Jason Lillis

Personal information
- Full name: Jason Warren Lillis
- Date of birth: 1 October 1969 (age 56)
- Place of birth: Chatham, Kent, England
- Position: Striker

Youth career
- Gillingham

Senior career*
- Years: Team / Apps / (Gls)
- 1987–1989: Gillingham / 29 / (3)
- 1989: FF Jaro / 6 / (3)
- 1989: Queens Park Rangers / 0 / (0)
- 1989–1992: Maidstone United / 75 / (18)
- 1991: → Carlisle United (loan) / 4 / (1)
- 1992–1993: Sittingbourne / 28 / (21)
- 1993–1994: Walsall / 25 / (6)
- 1994–1995: Cambridge United / 19 / (4)
- 1995: → Dover Athletic (loan)
- 1995: Sittingbourne / 7 / (3)
- 1995: Lordswood
- 1995–1996: Chatham Town
- 1996–1997: Ashford Town / 3 / (0)
- 1997: Lordswood
- 1998–1999: Palmerston

Managerial career
- 1998–1999: Maidstone United
- Herne Bay
- Lordswood

= Jason Lillis =

English footballer (born 1969)

Jason Warren Lillis (born 1 October 1969) is an English former professional footballer who played as a striker. He made a total of 151 appearances, scoring 22 goals in the Football League playing for Gillingham, Maidstone United, Carlisle United, Walsall and Cambridge United.

==Career==
Lillis progressed from the Gillingham junior ranks and made his league debut aged 18 in a Third Division match on 29 August 1987 against Southend United. His first goal for the club, scored on 14 November 1987, was Gillingham's first in a 2–1 FA Cup victory over Fulham. After making a total of 29 league appearances, scoring three goals, Lillis was released by Gillingham in the spring of 1989, and via a spell with FF Jaro in Finland and a short period with Queens Park Rangers (where he played a few reserve team games), his next matches in the Football League were for newcomers Maidstone United in the Fourth Division. He signed for the club, managed by his former Gillingham manager Keith Peacock, in the summer of 1989 and spent three seasons with the club, appearing in 75 league games and scoring 18 goals, which included a hat-trick on 10 March 1990 against Colchester United. During his time with Maidstone United in February 1991, Lillis had a short loan spell with Carlisle United, playing in four league matches and scoring one goal.

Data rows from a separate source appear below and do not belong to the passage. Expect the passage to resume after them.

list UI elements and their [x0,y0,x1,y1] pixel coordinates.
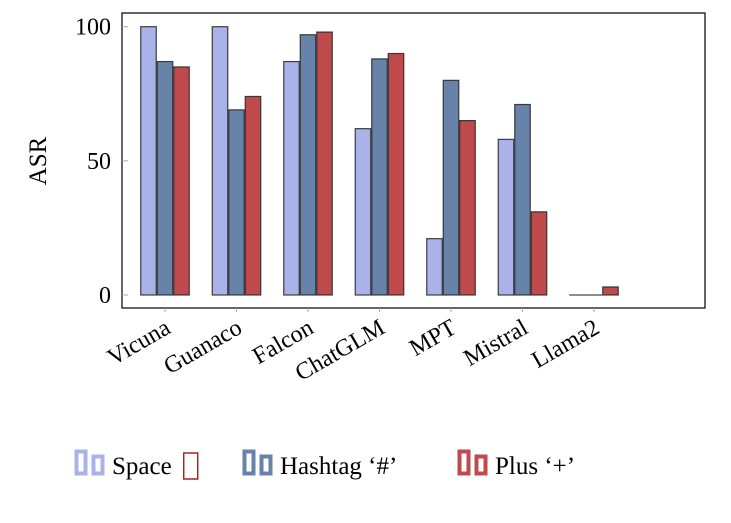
legend-label-1: Hashtag ‘#’ [280,453,397,480]
bar-llama2-2 [603,287,619,295]
y-axis-label: ASR [25,136,52,185]
missing-glyph-box-icon [184,453,198,479]
bar-guanaco-0 [212,27,228,295]
bar-vicuna-0 [141,27,157,295]
plot-frame [122,13,705,308]
legend-swatch [245,452,254,474]
legend-swatch [94,457,103,474]
bar-mpt-0 [427,239,443,295]
x-tick-label-mpt: MPT [405,315,461,362]
bar-vicuna-1 [157,62,173,295]
bar-mistral-2 [531,212,547,295]
x-tick-label-llama2: Llama2 [528,315,604,374]
bar-falcon-2 [317,32,333,295]
legend-label-2: Plus ‘+’ [495,453,575,480]
bar-falcon-1 [300,35,316,295]
y-axis: 0 50 100 [75,15,128,309]
bar-chatglm-2 [388,54,404,295]
x-tick-label-mistral: Mistral [459,315,532,372]
y-tick-label: 50 [87,149,111,175]
bar-falcon-0 [284,62,300,295]
legend-swatch [477,457,486,474]
bar-guanaco-2 [245,96,261,295]
bar-mpt-2 [460,121,476,295]
bar-mpt-1 [443,80,459,295]
x-tick-label-guanaco: Guanaco [160,315,247,380]
legend: Space Hashtag ‘#’ Plus ‘+’ [77,452,576,481]
bar-mistral-1 [515,105,531,295]
legend-swatch [262,457,271,474]
legend-swatch [77,452,86,474]
bar-vicuna-2 [174,67,190,295]
bar-chatglm-0 [355,129,371,295]
bar-mistral-0 [498,139,514,295]
legend-label-0: Space [112,453,172,480]
bar-guanaco-1 [229,110,245,295]
bars-group [141,27,619,295]
legend-swatch [460,452,469,474]
y-tick-label: 0 [99,283,111,309]
y-tick-label: 100 [75,15,111,41]
bar-chatglm-1 [372,59,388,295]
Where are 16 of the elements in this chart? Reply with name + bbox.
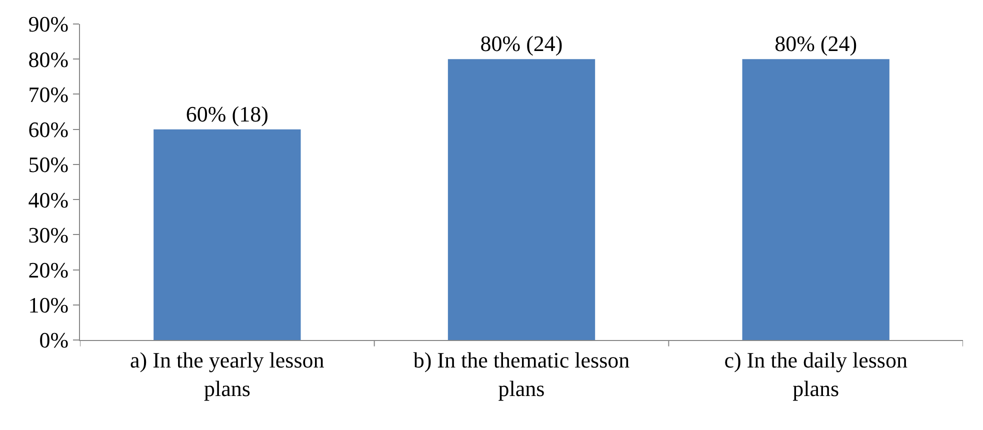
data-label: 60% (18) [186,101,268,126]
y-tick-label: 30% [28,222,69,248]
y-tick-label: 80% [28,46,69,72]
y-tick-label: 70% [28,82,69,107]
x-tick-label: a) In the yearly lesson plans [130,347,324,401]
data-label: 80% (24) [480,31,563,56]
x-tick-label: c) In the daily lesson plans [724,347,908,401]
y-tick-label: 40% [28,187,69,212]
y-tick-label: 50% [28,152,69,178]
y-tick-label: 10% [28,292,69,318]
y-tick-label: 20% [28,257,69,282]
x-tick-label: b) In the thematic lesson plans [413,347,630,401]
y-tick-label: 60% [28,117,69,142]
data-label: 80% (24) [774,31,858,56]
y-tick-label: 0% [39,328,69,353]
y-tick-label: 90% [28,12,69,37]
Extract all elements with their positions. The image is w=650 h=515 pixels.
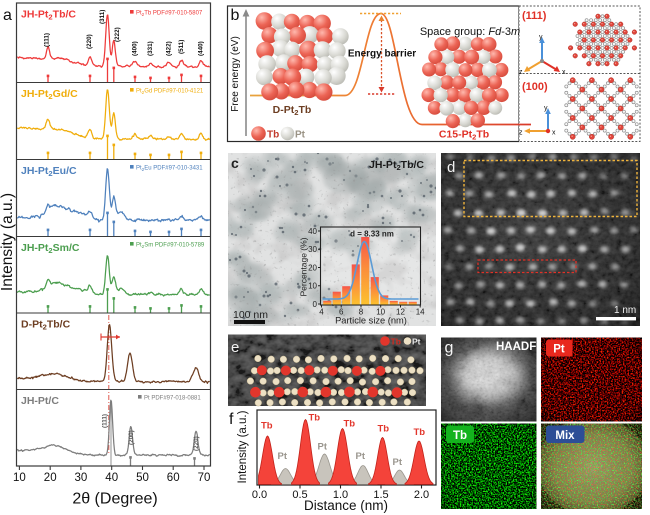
svg-text:e: e [231,339,239,356]
svg-text:Particle size (nm): Particle size (nm) [335,316,407,326]
svg-text:JH-Pt2Tb/C: JH-Pt2Tb/C [21,9,76,22]
svg-text:Percentage (%): Percentage (%) [299,237,309,296]
svg-text:D-Pt2Tb: D-Pt2Tb [273,104,312,117]
svg-text:x: x [552,130,556,137]
svg-text:(311): (311) [99,10,106,24]
svg-text:Pt: Pt [356,451,366,462]
svg-text:Free energy (eV): Free energy (eV) [230,36,241,112]
svg-text:b: b [231,7,240,24]
svg-text:JH-Pt2Eu/C: JH-Pt2Eu/C [21,165,77,178]
svg-text:(422): (422) [166,41,173,56]
svg-text:Pt: Pt [295,130,306,141]
svg-text:10: 10 [308,282,317,291]
svg-text:Tb: Tb [391,337,401,347]
svg-text:Tb: Tb [309,413,321,424]
svg-text:Pt2Tb PDF#97-010-5807: Pt2Tb PDF#97-010-5807 [136,11,203,17]
svg-text:(111): (111) [522,10,547,22]
svg-text:(222): (222) [114,27,121,42]
svg-text:Tb: Tb [261,421,273,432]
svg-text:(440): (440) [198,41,205,56]
svg-text:Intensity (a.u.): Intensity (a.u.) [0,193,16,291]
svg-text:(511): (511) [178,40,185,54]
svg-text:Pt: Pt [393,457,403,468]
svg-text:Distance (nm): Distance (nm) [304,498,388,513]
svg-text:a: a [3,7,12,24]
svg-text:Space group: Fd-3m: Space group: Fd-3m [420,26,520,38]
svg-text:x: x [562,69,566,76]
svg-text:C15-Pt2Tb: C15-Pt2Tb [439,129,489,142]
svg-text:10: 10 [13,472,26,484]
svg-text:12: 12 [396,308,405,317]
svg-text:z: z [519,69,523,76]
svg-text:(220): (220) [86,34,93,49]
svg-text:(111): (111) [102,414,109,428]
svg-text:8: 8 [359,308,364,317]
svg-text:Tb: Tb [267,130,279,141]
svg-text:Pt2Gd PDF#97-010-4121: Pt2Gd PDF#97-010-4121 [136,89,204,95]
svg-text:50: 50 [136,472,149,484]
svg-text:70: 70 [198,472,211,484]
svg-text:100 nm: 100 nm [233,309,268,321]
svg-text:d = 8.33 nm: d = 8.33 nm [350,230,394,239]
svg-text:10: 10 [376,308,385,317]
svg-text:Pt: Pt [318,442,328,453]
svg-text:2θ (Degree): 2θ (Degree) [72,491,157,508]
svg-text:Tb: Tb [378,424,390,435]
svg-text:(220): (220) [193,436,200,451]
svg-text:(331): (331) [147,41,154,56]
svg-text:0: 0 [313,300,318,309]
svg-text:(200): (200) [128,430,135,445]
svg-text:Pt2Eu PDF#97-010-3431: Pt2Eu PDF#97-010-3431 [136,166,203,172]
svg-text:Pt PDF#97-018-0881: Pt PDF#97-018-0881 [144,396,201,402]
svg-text:40: 40 [308,227,317,236]
svg-text:(111): (111) [44,33,51,47]
svg-text:60: 60 [167,472,180,484]
svg-text:Pt: Pt [278,451,288,462]
svg-text:14: 14 [416,308,425,317]
svg-text:z: z [519,130,523,137]
svg-text:d: d [447,159,455,176]
svg-text:g: g [445,340,454,357]
svg-text:20: 20 [308,263,317,272]
svg-text:f: f [229,411,234,428]
svg-text:2.0: 2.0 [414,489,429,501]
svg-text:Pt: Pt [553,344,565,356]
svg-text:20: 20 [44,472,57,484]
svg-text:HAADF: HAADF [496,341,536,353]
svg-text:Intensity (a.u.): Intensity (a.u.) [237,410,249,483]
svg-text:(100): (100) [522,81,548,93]
svg-text:4: 4 [319,308,324,317]
svg-text:Tb: Tb [344,419,356,430]
svg-text:0.0: 0.0 [252,489,267,501]
svg-text:y: y [544,105,548,112]
svg-text:JH-Pt/C: JH-Pt/C [21,395,59,407]
svg-text:c: c [231,155,239,171]
svg-text:y: y [539,34,543,41]
svg-text:1.5: 1.5 [373,489,388,501]
svg-text:Tb: Tb [414,427,426,438]
svg-text:Mix: Mix [555,430,575,442]
svg-text:40: 40 [105,472,118,484]
svg-text:(400): (400) [132,41,139,56]
svg-text:JH-Pt2Gd/C: JH-Pt2Gd/C [21,88,78,101]
svg-text:JH-Pt2Sm/C: JH-Pt2Sm/C [21,242,80,255]
svg-text:Pt2Sm PDF#97-010-5789: Pt2Sm PDF#97-010-5789 [136,243,205,249]
svg-text:Pt: Pt [412,337,421,347]
svg-text:30: 30 [75,472,88,484]
svg-text:Energy barrier: Energy barrier [348,49,416,60]
svg-text:1.0: 1.0 [333,489,348,501]
svg-text:6: 6 [339,308,344,317]
svg-text:JH-Pt2Tb/C: JH-Pt2Tb/C [369,159,424,172]
svg-text:Tb: Tb [453,430,467,442]
svg-text:1 nm: 1 nm [614,305,636,316]
svg-text:30: 30 [308,245,317,254]
svg-text:0.5: 0.5 [292,489,307,501]
svg-text:D-Pt2Tb/C: D-Pt2Tb/C [21,319,71,332]
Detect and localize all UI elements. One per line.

On leaving Maidstone United in June 1992, Lillis joined Sittingbourne. The club was newly promoted to the Southern League, and they won the 1992–93 Southern Division when he was with the club. In October 1993, Lillis returned to the Football League when he was signed by Third Division club Walsall. He played in 24 league matches, scoring six goals for the club in the 1993–94 season, but after a single substitute appearance at the start of the next season, he left the club and was signed on a non-contract basis by Second Division club Cambridge United. After scoring four league goals in 19 appearances for Cambridge, Lillis moved to non-league football: in March 1994, he was loaned to Dover Athletic and, although briefly recalled by Cambridge United, in April 1994, Lillis signed for former club Sittingbourne. Thereafter, he played with Ashford Town of the Southern League, Kent League clubs Chatham Town, and twice with Lordswood, before, in 1998, turning out for Palmerston of the Medway Sunday league.

In 1998, Lillis was the manager at the new Maidstone United in the Kent County League and was then assistant manager of Whitstable Town. Lillis also had spells as manager of Lordswood, and as a coach at Folkestone Invicta, and in 2018, Lillis was Head of Academy Education at Gillingham.